Veterinary research can sometimes appear to have little relevance to what dog owners care about most. Investigations delve into minutiae while we want answers to the big questions. But two recent research papers deal with possibly the biggest of big questions — how to prolong life.
In the first, 48 Labrador retriever puppies from 7 litters were divided into 24 pairs based on their gender and weight at weaning. One dog from each pair was randomly designated to be the control, while the other was fed 25% less than what the control dog ate. The study ran from when the dogs were eight weeks old until they died. The pair was housed together with access to both indoor and outdoor areas and no restriction to their activity levels. The dogs received standard preventive care and medical treatment as necessary. At three years of age, all the dogs were switched off of puppy food to an adult maintenance diet and the control dogs were fed an amount that should have maintained them at an “ideal” body weight.
The result of a 25% reduction in caloric intake was profound. On average, these dogs lived almost two years longer than those dogs who were fed a “normal” amount. In addition, the calorie-restricted dogs developed fewer chronic diseases like osteoarthritis, and when they did occur, they developed later in life. This is what we all want for our dogs — a long, healthy life, and if disease has to come, let it come as late as possible.
I found the next study equally interesting. Researchers on the human side of things have noticed that Parkinson disease patients who take L-deprenyl not only experienced fewer symptoms but also lived for longer than did other patients, even when demographic differences between the two groups were taken into account. Scientists decided to see whether a similar effect occurred in dogs.
They paired 82 beagles ranging in age from 2.8 to 16.4 years and gave one individual a placebo and the other L-deprenyl for over two years. Due to the inclusion of so many young dogs and the relatively short duration of the study, no overall difference in life expectancy for the two groups was noted (we’d expect 3 year old dogs to live for another couple of years). However, when the researchers looked only at dogs who were between 10 and 15 years of age at the start of the study and received L-deprenyl for at least six months, the results were quite different. Eighty percent (12/15) of the dogs who received L-deprenyl lived until the end of the study, while only 39% (7/18) of those who didn’t survived.
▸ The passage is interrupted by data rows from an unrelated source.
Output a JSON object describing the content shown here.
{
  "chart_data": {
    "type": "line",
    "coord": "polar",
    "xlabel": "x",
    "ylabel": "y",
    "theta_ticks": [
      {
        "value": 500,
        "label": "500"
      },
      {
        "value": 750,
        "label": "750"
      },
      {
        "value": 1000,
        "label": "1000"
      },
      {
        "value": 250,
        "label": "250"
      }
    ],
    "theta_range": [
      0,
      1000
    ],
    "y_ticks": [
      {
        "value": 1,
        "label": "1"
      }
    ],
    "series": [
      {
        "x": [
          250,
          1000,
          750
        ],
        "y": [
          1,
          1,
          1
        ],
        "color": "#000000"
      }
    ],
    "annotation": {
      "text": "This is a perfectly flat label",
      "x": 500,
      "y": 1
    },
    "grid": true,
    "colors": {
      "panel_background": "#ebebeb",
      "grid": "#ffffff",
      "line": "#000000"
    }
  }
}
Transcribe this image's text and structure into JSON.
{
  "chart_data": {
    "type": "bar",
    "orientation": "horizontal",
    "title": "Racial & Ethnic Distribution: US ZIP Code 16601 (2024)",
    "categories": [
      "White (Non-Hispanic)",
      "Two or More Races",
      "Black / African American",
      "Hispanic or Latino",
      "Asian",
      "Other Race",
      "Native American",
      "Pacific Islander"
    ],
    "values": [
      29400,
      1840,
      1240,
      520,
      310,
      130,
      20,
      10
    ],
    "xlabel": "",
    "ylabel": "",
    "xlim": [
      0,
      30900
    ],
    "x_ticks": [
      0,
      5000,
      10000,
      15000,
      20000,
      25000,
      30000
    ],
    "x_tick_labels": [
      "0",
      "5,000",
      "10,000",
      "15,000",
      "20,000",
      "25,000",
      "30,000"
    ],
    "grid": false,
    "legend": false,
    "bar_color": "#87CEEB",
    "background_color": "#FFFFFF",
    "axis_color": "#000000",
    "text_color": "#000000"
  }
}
I’m not at the point where I’m recommending that all older dogs receive L-deprenyl in an effort to prolong their lives, but when presented with a patient who might otherwise benefit from the medication, say a dog exhibiting signs consistent with early canine cognitive dysfunction, I will be more apt to prescribe it and recommend a dog stay on it for life.
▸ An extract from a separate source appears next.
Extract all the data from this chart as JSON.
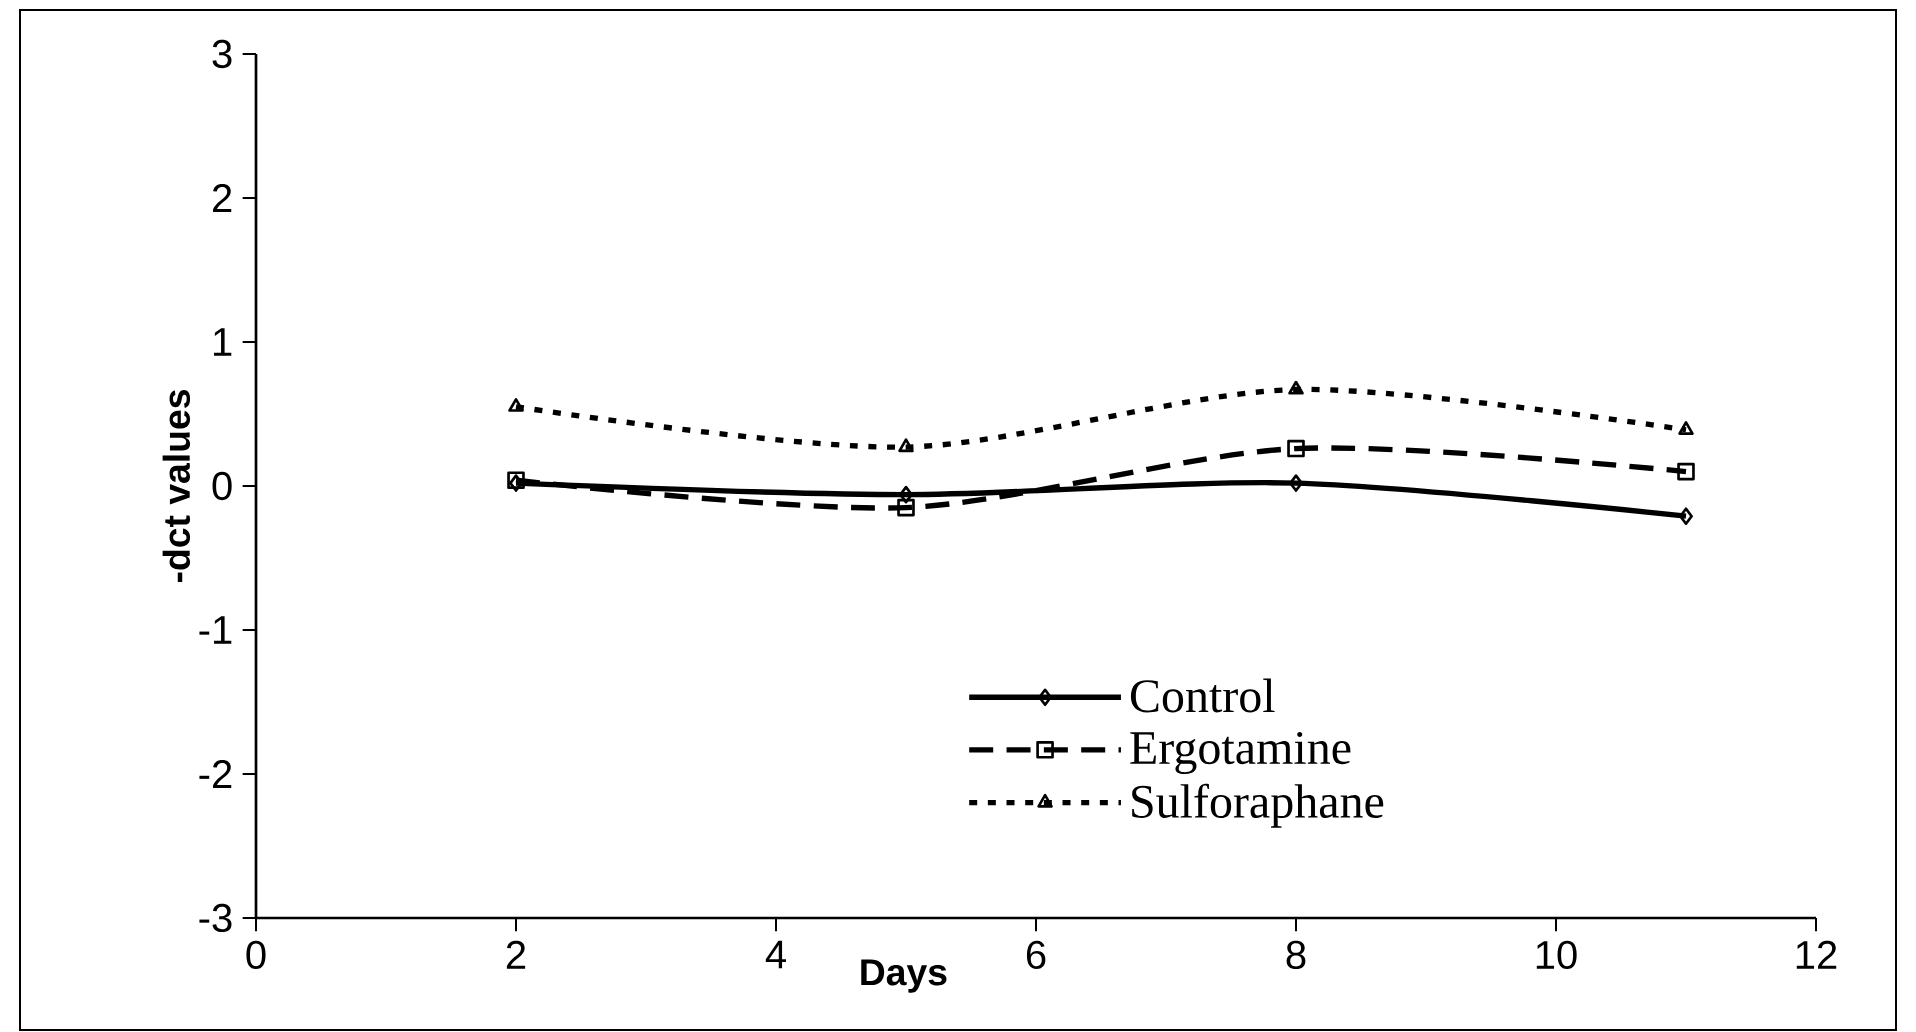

On the other hand, I do recommend that most healthy dogs be fed in such a way as to mimic a 25% reduction in caloric intake. Keep your dog on the skinny side and you just might have him around for a couple of years longer than you would otherwise.
Dr. Jennifer Coates
Metabonomic investigations of aging and caloric restriction in a life-long dog study. Wang Y, Lawler D, Larson B, Ramadan Z, Kochhar S, Holmes E, Nicholson JK. J Proteome Res. 2007 May;6(5):1846-54
Treatment with L-deprenyl prolongs life in elderly dogs. Ruehl WW, Entriken TL, Muggenburg BA, Bruyette DS, Griffith WC, Hahn FF. Life Sci. 1997;61(11):1037-44.